Clara et Hannah ouvrent leur blog, au printemps 2011 : l'écureuil du net ! à lire absolument !!!!
Merci à François Bon, qui a accueilli sur Publie.net les Carnets Lointains, et le Manuel anti-onirique.

samedi 3 juillet 2010

Carnet Tokyoïte, liasse 20 (uchronique)



L'important, peut-être, n'était pas d'être perdue à des heures d'avion d'un chez soi hypothétique qui trouve sa seule justification dans sa propriété première : être habituel. Ce n'était pas du tout cela, l'important. Je ne recherche rien de la rupture des habitudes dans les passages intempestifs des frontières au petit matin. Certes, à ce moment précis, elles cassent comme un bois sec et c'en est fini d'elles. Cependant j'en suis sûre, je me suis suffisamment penchée sur la question, ce n'était pas cela qui a troublé la saveur de ces  jours au point de les surimposer constamment sur mes pupilles, et de les mêler intimement à tous les états de conscience de ma mémoire. 

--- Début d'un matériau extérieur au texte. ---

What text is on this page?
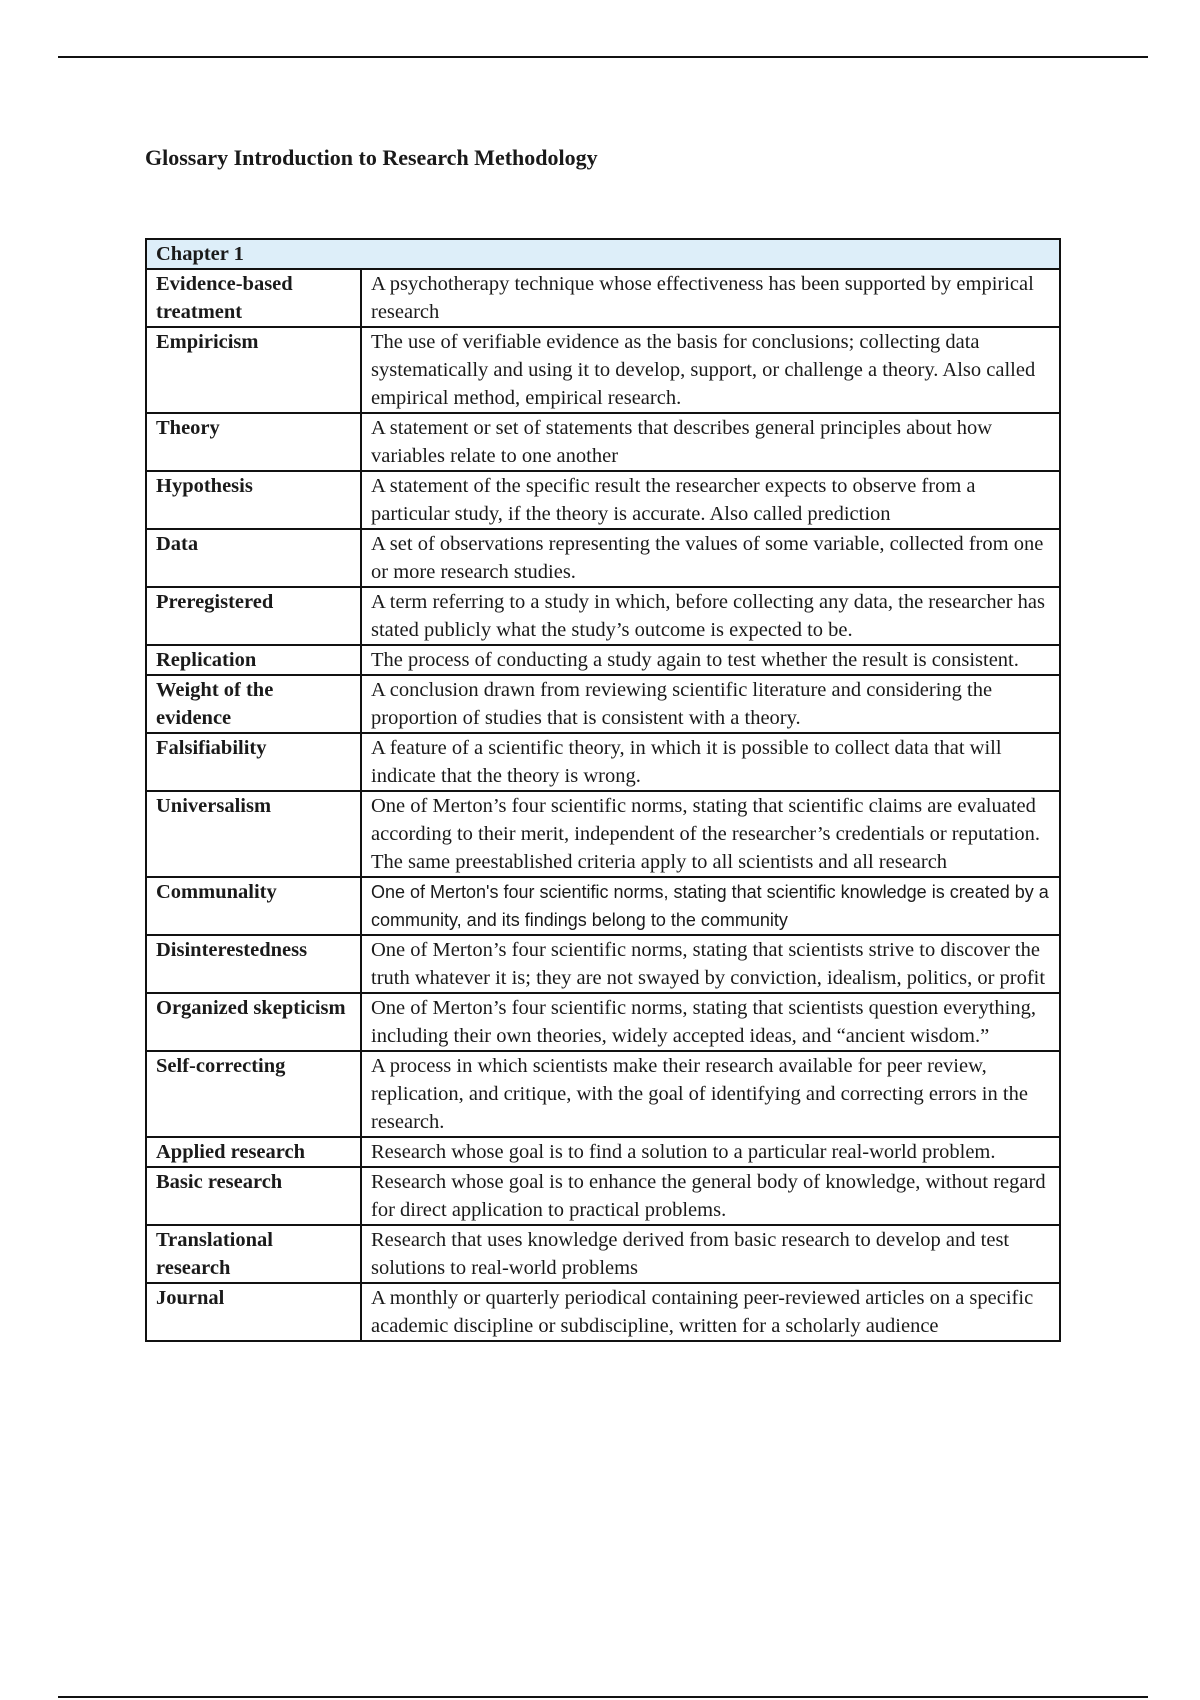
Glossary Introduction to Research Methodology
Chapter 1	
Evidence-based treatment	A psychotherapy technique whose effectiveness has been supported by empirical research
Empiricism	The use of verifiable evidence as the basis for conclusions; collecting data systematically and using it to develop, support, or challenge a theory. Also called empirical method, empirical research.
Theory	A statement or set of statements that describes general principles about how variables relate to one another
Hypothesis	A statement of the specific result the researcher expects to observe from a particular study, if the theory is accurate. Also called prediction
Data	A set of observations representing the values of some variable, collected from one or more research studies.
Preregistered	A term referring to a study in which, before collecting any data, the researcher has stated publicly what the study’s outcome is expected to be.
Replication	The process of conducting a study again to test whether the result is consistent.
Weight of the evidence	A conclusion drawn from reviewing scientific literature and considering the proportion of studies that is consistent with a theory.
Falsifiability	A feature of a scientific theory, in which it is possible to collect data that will indicate that the theory is wrong.
Universalism	One of Merton’s four scientific norms, stating that scientific claims are evaluated according to their merit, independent of the researcher’s credentials or reputation. The same preestablished criteria apply to all scientists and all research
Communality	One of Merton's four scientific norms, stating that scientific knowledge is created by a community, and its findings belong to the community
Disinterestedness	One of Merton’s four scientific norms, stating that scientists strive to discover the truth whatever it is; they are not swayed by conviction, idealism, politics, or profit
Organized skepticism	One of Merton’s four scientific norms, stating that scientists question everything, including their own theories, widely accepted ideas, and “ancient wisdom.”
Self-correcting	A process in which scientists make their research available for peer review, replication, and critique, with the goal of identifying and correcting errors in the research.
Applied research	Research whose goal is to find a solution to a particular real-world problem.
Basic research	Research whose goal is to enhance the general body of knowledge, without regard for direct application to practical problems.
Translational research	Research that uses knowledge derived from basic research to develop and test solutions to real-world problems
Journal	A monthly or quarterly periodical containing peer-reviewed articles on a specific academic discipline or subdiscipline, written for a scholarly audience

Sur ce point, je n'ai aucun doute. Ce n'est pas ce changement intrinsèque qui a pu modifier le goût, la texture, qui aurait pu à lui seul les rendre tout à la fois  rêches  de l'inconnu et  caressants comme des absurdités oniriques,  de ces jours immenses au creux de l'hiver, dont le souvenir se diffuse en moi, dans lesquels je me replonge constamment, dans lesquels il ne sera jamais possible de revenir, et dans lesquels en dépit de tous les paradoxes que j'y ai détectés, les uns après les autres, patiemment, je me replonge sans pouvoir faire autrement : d'eux je ne peux pas sortir, d'eux je ne veux pas revenir, et pourtant ils  sont dans mon souvenir comme une nuit humide, pluvieuse, et sans sommeil, dont la traversée est impossible, dont les rives sont inatteignables, et dans laquelle je n'ai pas trouvé le repos mais seulement des rêves, des rêves indéchiffrables, multiformes, changeants, vertigineux, sans qu'il soit besoin  pour cela des vapeurs de l'alcool, des fumées inconstantes. La parenthèse aussitôt fermée se rouvre. 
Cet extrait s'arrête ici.